The airline would also fly out of Cambridge Bay on Victoria Island Shepherd Bay and Mould Bay on Prince Patrick Island, Resolute Bay on Cornwallis Island and Coral Harbor on Southampton Island while Churchill would become an important maintenance and staging base for the airline. Summer fog was also a problem for the airline along with the fact that the airline was suffering fatal accidents with the mosquitos. In 1958 the airline was operating over 60 aircraft. The mosquitos of the airline would be retired of November of 1964 after the airline's last aircraft was written off in Argentina.

In 1961 the airline was one of the largest and most iconic airlines at the time and would charter a helicopter from the airline Skyrotors Limited of Arnprior which was founded in August 1961.

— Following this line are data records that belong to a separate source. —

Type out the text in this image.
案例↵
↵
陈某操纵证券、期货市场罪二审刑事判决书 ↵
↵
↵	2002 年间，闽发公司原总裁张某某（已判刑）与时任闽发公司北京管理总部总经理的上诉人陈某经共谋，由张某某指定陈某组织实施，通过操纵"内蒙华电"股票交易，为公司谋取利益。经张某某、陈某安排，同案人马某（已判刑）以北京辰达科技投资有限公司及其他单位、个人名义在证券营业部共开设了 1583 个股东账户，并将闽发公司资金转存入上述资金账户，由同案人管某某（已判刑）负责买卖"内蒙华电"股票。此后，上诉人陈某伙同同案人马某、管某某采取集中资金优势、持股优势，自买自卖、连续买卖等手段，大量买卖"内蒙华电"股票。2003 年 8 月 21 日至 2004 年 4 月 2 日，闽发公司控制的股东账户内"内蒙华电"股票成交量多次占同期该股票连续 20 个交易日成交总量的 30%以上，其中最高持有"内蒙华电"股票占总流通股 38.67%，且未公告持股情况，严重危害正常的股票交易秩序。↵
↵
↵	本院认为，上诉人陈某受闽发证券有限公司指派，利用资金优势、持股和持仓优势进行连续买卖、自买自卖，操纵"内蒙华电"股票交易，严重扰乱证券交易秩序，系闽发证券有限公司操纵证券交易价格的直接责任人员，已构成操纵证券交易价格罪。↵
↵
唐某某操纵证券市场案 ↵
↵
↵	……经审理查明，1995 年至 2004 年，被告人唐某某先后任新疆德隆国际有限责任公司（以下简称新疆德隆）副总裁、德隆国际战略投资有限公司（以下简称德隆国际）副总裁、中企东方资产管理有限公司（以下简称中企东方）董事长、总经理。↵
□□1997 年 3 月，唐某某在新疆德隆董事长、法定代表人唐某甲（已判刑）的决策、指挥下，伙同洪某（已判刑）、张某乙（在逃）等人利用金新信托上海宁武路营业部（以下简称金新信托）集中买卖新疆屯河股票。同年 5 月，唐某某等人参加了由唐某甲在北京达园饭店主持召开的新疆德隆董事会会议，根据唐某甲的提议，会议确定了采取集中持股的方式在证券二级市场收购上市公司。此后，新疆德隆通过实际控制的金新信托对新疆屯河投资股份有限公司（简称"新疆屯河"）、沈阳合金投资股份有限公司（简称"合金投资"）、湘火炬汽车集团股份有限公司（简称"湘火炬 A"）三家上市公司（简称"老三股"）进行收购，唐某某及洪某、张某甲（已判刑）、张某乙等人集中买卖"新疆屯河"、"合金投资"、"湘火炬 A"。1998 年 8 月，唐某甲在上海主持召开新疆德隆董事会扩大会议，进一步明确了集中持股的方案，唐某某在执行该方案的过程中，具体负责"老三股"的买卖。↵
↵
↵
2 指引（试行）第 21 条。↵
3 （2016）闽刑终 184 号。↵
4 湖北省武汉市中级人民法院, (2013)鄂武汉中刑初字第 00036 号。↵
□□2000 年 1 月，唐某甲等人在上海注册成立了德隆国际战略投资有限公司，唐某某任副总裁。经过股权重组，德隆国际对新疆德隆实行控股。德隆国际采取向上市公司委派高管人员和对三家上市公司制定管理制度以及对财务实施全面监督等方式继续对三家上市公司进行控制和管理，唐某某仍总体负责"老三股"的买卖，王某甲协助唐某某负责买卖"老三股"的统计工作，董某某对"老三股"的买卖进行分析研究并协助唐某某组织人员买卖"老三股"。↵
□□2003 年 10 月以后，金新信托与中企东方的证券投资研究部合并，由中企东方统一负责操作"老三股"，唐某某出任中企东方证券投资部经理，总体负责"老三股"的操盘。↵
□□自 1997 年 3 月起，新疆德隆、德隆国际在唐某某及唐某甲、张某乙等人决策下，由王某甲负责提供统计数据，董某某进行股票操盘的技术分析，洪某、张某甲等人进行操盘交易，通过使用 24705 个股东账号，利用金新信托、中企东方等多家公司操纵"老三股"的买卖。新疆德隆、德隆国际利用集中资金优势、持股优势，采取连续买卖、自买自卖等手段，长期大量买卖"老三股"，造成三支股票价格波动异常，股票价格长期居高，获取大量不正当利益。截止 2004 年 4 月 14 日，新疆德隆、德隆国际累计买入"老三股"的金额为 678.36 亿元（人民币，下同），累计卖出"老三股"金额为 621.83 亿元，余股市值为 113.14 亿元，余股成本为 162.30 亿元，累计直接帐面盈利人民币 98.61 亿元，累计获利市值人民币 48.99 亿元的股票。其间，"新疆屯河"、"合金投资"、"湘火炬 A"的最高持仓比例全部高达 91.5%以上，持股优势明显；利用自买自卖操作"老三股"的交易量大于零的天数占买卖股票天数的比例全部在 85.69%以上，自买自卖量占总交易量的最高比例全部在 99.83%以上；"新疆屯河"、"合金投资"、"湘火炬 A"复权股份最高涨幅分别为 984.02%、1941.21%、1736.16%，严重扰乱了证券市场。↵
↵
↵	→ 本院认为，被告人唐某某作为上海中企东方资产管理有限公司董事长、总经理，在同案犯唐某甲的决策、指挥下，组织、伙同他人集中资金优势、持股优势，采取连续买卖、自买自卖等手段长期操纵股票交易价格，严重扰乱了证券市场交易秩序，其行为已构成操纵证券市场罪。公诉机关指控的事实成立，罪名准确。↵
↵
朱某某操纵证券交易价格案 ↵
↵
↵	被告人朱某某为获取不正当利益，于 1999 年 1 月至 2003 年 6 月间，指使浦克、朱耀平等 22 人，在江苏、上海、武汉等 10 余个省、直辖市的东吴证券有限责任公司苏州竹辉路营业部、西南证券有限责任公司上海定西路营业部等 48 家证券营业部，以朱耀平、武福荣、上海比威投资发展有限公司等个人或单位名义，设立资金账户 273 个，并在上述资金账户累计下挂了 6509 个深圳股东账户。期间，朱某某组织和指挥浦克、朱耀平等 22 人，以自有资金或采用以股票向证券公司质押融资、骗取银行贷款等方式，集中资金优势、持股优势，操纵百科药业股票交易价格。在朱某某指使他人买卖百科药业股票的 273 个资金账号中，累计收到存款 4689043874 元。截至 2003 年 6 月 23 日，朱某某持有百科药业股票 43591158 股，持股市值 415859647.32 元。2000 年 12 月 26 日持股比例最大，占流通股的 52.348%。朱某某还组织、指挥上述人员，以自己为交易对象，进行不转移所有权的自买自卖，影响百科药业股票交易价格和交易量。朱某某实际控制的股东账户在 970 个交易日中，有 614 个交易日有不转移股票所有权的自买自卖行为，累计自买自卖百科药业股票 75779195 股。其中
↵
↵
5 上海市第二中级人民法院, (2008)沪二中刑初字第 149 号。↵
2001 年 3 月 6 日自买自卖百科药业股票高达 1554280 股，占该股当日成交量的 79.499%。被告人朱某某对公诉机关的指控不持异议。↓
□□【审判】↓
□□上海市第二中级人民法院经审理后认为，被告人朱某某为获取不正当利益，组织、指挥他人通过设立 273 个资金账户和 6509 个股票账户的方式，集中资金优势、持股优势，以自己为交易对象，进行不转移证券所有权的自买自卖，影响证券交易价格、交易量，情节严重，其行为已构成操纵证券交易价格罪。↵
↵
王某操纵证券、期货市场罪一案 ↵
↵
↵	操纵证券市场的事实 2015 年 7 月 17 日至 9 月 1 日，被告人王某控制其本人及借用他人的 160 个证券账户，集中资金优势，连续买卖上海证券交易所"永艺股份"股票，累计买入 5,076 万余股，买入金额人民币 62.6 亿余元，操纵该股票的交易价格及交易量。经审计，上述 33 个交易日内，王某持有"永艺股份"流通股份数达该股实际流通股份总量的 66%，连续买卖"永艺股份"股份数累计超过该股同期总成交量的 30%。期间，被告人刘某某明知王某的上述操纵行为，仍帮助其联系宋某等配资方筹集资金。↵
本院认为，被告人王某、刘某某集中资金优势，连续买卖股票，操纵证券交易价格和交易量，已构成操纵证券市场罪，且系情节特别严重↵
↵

One of the most notable people in the company Nelson Bentley would come back to the airline utilizing the Bell 417 in Nunavut in the Arctic.

The airline would operate until 1973 when it was taken over by a company called Kenting Aviation.

== Countries served ==
United States, Mexico, Argentina, Canada, Colombia, the Dominican Republic, Peru, Belize, British Guiana, Trinidad, Grand Bahamas, Liberia, Nigeria, Kenya, Somalia, Tanzania, Mozambique, Togo, the Seychelles, Iran, India, Malaya, the Philippines, Laos.